CDNs aren't just for caching
I joined the infrastructure team at work this week! So I’ve been learning a bunch of new things. Today I learned a ton about what CDNs are for.
A CDN is a “content delivery network” – the idea is that you’re a website and you have some Fancy Javascript File that you want people everywhere in the world to download. No problem. That is what the internet is for.
But you are in New York, and the speed of light is slow (really!), and you are trying to send the javascript file to Sydney – that’s 16,000 km away, which is 50ms at the speed of light, or a 100ms round trip. With a bad mobile connection that’s dropping packets, it can get even worse! So now everyone can probably still get your file, mostly, but it might take them a long time to get it.

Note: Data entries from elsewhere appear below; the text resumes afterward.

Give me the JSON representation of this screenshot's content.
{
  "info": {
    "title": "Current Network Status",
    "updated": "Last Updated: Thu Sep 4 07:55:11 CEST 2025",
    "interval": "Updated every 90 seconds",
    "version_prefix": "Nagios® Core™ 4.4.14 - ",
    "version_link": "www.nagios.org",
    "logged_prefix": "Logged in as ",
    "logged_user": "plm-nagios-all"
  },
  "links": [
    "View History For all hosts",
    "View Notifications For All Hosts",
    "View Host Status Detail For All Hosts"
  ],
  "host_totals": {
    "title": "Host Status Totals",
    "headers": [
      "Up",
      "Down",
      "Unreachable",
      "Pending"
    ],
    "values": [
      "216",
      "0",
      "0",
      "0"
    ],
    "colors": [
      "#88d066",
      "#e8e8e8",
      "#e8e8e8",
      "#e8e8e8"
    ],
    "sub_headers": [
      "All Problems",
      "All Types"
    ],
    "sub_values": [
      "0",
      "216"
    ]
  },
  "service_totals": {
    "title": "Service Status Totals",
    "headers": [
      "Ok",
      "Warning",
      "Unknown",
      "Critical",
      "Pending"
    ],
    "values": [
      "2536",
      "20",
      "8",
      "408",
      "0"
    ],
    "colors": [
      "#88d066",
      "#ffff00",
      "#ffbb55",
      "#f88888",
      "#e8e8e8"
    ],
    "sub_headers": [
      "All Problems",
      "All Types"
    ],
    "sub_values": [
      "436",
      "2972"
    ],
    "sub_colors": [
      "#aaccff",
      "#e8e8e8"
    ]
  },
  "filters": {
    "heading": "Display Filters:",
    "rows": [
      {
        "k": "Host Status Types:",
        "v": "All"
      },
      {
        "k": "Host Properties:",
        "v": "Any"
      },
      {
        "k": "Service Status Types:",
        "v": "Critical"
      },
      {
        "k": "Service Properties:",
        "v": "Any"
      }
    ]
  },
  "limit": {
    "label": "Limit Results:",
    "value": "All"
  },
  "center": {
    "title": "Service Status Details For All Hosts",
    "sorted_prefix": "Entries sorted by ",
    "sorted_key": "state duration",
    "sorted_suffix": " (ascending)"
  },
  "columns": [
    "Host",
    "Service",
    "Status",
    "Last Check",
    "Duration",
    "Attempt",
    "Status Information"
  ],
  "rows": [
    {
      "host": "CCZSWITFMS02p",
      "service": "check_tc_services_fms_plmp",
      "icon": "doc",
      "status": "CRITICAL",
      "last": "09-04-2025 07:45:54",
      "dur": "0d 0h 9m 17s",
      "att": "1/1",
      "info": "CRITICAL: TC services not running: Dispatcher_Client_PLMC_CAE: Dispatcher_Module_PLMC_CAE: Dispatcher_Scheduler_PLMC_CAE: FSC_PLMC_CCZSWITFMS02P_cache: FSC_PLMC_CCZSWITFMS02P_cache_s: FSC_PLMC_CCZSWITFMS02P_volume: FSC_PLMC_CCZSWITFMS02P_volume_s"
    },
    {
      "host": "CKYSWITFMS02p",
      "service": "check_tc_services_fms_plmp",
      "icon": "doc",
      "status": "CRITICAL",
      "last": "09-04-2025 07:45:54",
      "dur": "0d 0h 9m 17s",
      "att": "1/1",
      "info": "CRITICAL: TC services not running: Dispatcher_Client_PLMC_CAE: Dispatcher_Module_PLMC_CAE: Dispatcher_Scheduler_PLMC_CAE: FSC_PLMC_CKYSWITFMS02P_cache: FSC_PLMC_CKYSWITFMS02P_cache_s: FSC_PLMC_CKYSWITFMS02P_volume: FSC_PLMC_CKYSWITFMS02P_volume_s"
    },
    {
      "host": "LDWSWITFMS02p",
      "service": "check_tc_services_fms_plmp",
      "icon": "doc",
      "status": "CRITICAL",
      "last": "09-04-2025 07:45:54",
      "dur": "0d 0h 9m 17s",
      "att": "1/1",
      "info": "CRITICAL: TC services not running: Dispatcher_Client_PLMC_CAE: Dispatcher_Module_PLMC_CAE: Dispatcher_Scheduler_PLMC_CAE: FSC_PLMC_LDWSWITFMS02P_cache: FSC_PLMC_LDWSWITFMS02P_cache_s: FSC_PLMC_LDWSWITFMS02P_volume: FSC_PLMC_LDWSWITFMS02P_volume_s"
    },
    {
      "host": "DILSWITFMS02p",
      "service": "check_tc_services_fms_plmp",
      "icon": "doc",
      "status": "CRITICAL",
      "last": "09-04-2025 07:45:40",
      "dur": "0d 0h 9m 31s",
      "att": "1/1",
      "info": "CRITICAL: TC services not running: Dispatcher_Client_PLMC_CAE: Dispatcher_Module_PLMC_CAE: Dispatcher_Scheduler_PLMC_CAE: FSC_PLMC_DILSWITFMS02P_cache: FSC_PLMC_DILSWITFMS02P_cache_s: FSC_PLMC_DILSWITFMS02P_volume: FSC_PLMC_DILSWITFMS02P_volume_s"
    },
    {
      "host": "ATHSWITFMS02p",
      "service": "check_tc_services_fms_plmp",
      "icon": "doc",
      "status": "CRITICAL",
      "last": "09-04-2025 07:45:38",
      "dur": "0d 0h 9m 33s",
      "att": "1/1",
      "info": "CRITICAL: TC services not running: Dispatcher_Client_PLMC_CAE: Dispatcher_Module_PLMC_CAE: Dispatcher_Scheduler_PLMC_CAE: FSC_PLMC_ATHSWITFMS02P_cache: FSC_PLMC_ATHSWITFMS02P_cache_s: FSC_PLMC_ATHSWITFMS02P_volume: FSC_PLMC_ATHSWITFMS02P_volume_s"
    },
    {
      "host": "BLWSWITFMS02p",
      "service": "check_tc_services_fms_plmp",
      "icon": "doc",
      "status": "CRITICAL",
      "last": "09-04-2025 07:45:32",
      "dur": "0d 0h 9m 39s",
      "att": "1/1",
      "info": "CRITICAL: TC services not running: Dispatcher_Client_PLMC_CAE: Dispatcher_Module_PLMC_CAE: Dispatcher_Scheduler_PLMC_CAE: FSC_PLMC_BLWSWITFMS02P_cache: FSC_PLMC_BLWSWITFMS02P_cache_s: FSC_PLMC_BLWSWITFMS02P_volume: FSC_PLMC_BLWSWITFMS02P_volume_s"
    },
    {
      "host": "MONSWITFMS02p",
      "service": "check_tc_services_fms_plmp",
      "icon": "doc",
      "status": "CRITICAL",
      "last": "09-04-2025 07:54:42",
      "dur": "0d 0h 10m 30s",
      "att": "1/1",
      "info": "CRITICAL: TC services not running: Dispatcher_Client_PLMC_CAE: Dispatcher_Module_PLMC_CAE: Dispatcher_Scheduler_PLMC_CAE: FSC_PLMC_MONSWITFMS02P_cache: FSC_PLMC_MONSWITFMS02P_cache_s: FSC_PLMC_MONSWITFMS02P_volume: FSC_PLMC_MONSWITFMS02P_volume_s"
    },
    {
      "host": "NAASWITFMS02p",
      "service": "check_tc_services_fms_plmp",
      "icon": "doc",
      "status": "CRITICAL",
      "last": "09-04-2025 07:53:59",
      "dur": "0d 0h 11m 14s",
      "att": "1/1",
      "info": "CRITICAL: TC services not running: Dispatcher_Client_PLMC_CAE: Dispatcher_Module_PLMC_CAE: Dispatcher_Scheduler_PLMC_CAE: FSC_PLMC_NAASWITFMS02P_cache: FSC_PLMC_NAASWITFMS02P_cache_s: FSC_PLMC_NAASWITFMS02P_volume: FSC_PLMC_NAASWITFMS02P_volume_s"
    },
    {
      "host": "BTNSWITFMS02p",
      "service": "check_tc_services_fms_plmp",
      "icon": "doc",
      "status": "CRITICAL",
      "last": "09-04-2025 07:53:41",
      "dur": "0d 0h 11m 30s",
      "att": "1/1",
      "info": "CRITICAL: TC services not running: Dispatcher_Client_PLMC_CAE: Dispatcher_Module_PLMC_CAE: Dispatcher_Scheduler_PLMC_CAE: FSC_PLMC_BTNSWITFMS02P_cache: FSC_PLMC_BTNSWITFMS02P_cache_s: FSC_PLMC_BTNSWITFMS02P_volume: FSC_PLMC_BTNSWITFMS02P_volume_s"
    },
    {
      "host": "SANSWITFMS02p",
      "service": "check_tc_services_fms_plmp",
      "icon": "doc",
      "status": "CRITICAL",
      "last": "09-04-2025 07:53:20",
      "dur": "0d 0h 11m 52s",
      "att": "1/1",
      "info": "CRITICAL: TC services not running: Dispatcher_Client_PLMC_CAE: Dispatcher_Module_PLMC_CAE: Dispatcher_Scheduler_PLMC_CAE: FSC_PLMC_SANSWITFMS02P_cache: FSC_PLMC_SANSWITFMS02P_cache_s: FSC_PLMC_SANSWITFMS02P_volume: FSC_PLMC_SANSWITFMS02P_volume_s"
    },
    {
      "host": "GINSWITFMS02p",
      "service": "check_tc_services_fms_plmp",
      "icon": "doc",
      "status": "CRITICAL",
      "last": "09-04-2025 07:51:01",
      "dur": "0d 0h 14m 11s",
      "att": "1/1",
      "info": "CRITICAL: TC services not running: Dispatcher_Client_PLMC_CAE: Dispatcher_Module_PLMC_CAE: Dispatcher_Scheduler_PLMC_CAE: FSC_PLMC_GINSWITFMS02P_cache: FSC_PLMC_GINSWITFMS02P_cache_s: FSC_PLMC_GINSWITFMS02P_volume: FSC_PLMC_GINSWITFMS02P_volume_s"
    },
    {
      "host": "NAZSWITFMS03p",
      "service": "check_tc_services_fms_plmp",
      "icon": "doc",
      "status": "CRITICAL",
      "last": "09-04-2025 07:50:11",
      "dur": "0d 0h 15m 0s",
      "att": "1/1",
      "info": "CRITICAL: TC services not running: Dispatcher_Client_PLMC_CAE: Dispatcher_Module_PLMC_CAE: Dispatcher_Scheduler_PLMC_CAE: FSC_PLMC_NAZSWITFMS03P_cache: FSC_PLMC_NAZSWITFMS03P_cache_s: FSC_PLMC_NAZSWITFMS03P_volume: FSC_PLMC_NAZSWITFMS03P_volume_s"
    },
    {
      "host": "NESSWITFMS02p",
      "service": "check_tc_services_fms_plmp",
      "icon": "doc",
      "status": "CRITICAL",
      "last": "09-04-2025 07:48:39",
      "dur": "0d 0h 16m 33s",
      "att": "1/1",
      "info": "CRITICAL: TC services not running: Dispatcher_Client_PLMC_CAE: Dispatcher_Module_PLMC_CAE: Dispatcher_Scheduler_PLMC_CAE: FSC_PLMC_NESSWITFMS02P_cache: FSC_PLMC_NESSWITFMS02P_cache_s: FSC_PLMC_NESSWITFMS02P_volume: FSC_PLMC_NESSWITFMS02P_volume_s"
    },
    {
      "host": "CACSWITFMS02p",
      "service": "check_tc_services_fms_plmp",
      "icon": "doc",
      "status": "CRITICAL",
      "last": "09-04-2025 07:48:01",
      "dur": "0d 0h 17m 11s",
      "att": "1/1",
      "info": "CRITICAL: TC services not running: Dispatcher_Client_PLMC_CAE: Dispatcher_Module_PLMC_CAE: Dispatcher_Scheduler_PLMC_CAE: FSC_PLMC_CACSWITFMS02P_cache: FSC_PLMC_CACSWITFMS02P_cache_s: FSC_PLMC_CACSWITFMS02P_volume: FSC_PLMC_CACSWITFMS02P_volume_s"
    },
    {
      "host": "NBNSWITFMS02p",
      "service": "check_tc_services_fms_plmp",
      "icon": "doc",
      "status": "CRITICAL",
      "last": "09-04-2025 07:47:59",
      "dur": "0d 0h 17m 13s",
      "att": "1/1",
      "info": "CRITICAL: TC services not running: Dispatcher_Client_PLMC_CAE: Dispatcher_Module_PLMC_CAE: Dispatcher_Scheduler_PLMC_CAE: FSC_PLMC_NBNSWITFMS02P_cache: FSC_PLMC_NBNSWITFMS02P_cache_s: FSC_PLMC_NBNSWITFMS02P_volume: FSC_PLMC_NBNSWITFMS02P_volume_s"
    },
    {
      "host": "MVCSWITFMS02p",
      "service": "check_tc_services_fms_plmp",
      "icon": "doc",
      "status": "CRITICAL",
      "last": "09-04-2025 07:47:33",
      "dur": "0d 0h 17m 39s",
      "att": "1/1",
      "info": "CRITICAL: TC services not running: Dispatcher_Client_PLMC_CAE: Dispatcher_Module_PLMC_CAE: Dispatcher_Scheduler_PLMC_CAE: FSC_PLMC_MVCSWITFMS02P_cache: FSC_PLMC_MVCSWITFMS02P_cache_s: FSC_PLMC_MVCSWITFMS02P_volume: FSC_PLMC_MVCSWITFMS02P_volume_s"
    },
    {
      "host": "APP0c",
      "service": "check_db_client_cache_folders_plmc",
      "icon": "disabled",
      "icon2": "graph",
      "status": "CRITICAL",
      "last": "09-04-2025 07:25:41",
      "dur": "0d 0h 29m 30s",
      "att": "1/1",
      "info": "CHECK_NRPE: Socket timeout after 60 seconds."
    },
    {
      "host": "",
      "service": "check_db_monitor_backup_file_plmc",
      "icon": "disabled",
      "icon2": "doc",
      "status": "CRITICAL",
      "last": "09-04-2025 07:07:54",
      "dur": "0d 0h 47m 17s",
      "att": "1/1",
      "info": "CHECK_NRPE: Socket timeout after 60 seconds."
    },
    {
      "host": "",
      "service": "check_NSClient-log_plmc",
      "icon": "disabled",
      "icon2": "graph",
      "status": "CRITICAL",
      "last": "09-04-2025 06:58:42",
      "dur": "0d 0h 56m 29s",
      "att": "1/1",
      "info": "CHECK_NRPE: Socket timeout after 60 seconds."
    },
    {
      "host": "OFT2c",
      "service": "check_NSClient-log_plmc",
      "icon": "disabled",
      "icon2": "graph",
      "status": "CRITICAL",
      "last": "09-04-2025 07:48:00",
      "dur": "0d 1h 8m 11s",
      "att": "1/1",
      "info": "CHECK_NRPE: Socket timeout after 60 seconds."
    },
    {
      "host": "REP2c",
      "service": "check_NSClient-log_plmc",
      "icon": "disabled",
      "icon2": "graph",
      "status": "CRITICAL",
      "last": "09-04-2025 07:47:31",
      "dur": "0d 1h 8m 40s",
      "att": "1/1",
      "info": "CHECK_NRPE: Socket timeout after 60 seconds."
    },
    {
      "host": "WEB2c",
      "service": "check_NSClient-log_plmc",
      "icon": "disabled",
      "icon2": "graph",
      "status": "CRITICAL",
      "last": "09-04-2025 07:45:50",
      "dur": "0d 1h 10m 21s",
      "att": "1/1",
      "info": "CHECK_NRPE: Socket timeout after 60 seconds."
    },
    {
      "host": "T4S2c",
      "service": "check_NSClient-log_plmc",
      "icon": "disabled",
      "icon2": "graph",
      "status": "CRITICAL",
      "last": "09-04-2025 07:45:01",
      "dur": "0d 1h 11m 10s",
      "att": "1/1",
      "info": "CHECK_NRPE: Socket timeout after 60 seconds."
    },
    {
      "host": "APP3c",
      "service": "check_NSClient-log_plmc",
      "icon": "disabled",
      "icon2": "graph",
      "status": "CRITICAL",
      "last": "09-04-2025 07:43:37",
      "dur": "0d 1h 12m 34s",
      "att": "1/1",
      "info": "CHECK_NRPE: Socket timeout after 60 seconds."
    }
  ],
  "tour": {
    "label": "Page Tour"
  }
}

A common solution is to put the file on a server physically in Sydney, so that Sydneysiders (!!) can get it faster. This is what a CDN does. And I thought that was all that it did! But today I asked many questions on Twitter and it turns out that I was very wrong – CDNs are not only good for caching content! People also use them for other reasons! So in this post we’re only going to discuss non-caching uses of CDNs.
The core questions we’re going to try to answer are:
- does putting your site (without caching) behind a CDN get you better performance?
- how about better reliability?
- are there other advantages?
Spoiler: the answers to all these questions seem to be yes, sometimes.
make your site faster: speed up the dreaded TLS handshake
This was the first (and most compelling) reason that people repeatedly brought up.
Suppose that you’re serving content securely, as we like to do these days. If you Google “TLS handshake”, you’ll see a diagram like this one. The important thing about this diagram is that it has 7 packets. If a cell phone in Sydney needs to set up a TLS connection with your website in New York that will take at least 350ms (because of the speed of light), and more if any packets get dropped. This is not good!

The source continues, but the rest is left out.